Eagle Newspapers
- Type: Community weeklies, specialty publications newspaper
- Format: Tabloid
- Owner: Sample News Group
- Founded: 1993 (Merger of Brown Newspapers and Manlius Publishing)
- Headquarters: 2501 James Street, Suite 100 Syracuse, New York 13206 U.S.
- Circulation: 144,000 readers each week
- Website: eaglenewsonline.com

= Eagle Newspapers (New York) =

New York community newspapers

Eagle Newspapers is company that publishes five community newspapers and several niche publications serving Syracuse, New York and Central New York.

==History==
In 1993, Eagle Newspapers formed when the Brown Newspapers in Baldwinsville and Manlius Publishing Co. in Fayetteville merged. In 1998, the company purchased Spotlight Newspapers in Albany, a group of 10 suburban weeklies.

In 2009, John McIntyre, David Tyler and Daniel Alexander formed Community Media Group, LLC. to buy the Spotlight and Eagle Newspaper chains.

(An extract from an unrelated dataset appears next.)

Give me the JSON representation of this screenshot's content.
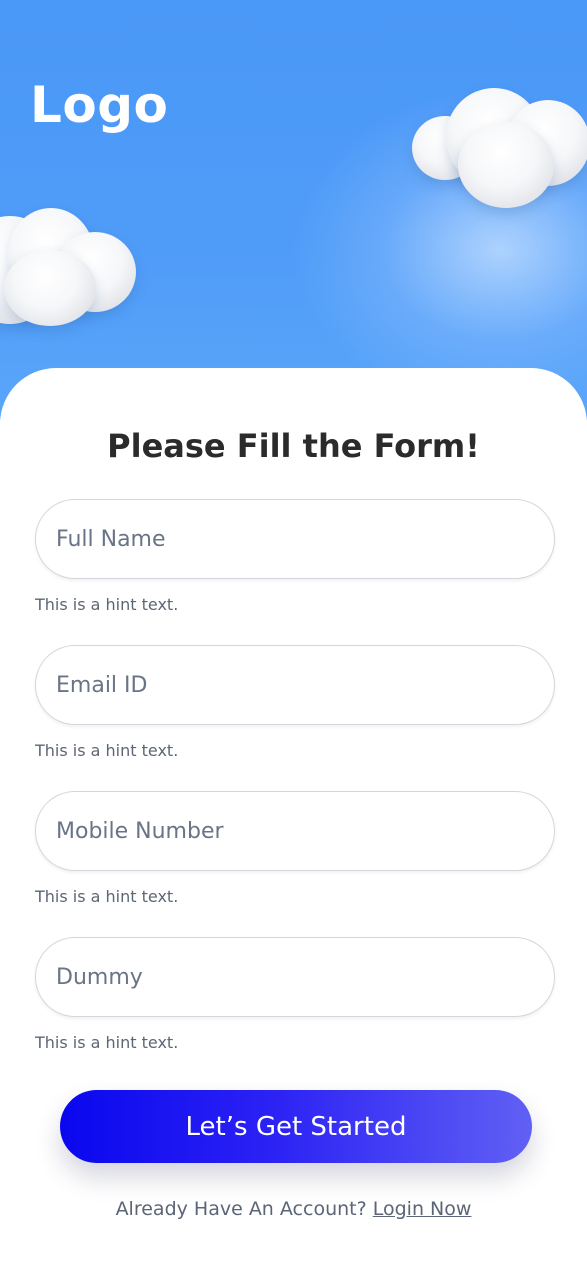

In 2012, Eagle Newspapers laid off two reporters and closed The Eagle CNY. That same year, the company switched from paid subscriptions to free home delivery. In 2025, Community Media Group sold Eagle News Group to Sample News Group. In 2026, the company started charging for home delivery and digital access. At that time the total circulation of its five papers was 21,000.

== Publications ==
- Baldwinsville Messenger - serving Baldwinsville, Lysander and Van Buren
- Cazenovia Republican - serving the town and village of Cazenovia
- Eagle Observer - serving town/village of Camillus, Marcellus, Elbridge and village of Jordan
- Eagle Bulletin - serving Manlius, Fayetteville, Minoa, Kirkville, East Syracuse, DeWitt and Jamesville
- Eagle Star Review - serving Cicero, North Syracuse, Clay and Liverpool. The Clay Insider is also sent exclusively to Clay residents monthly.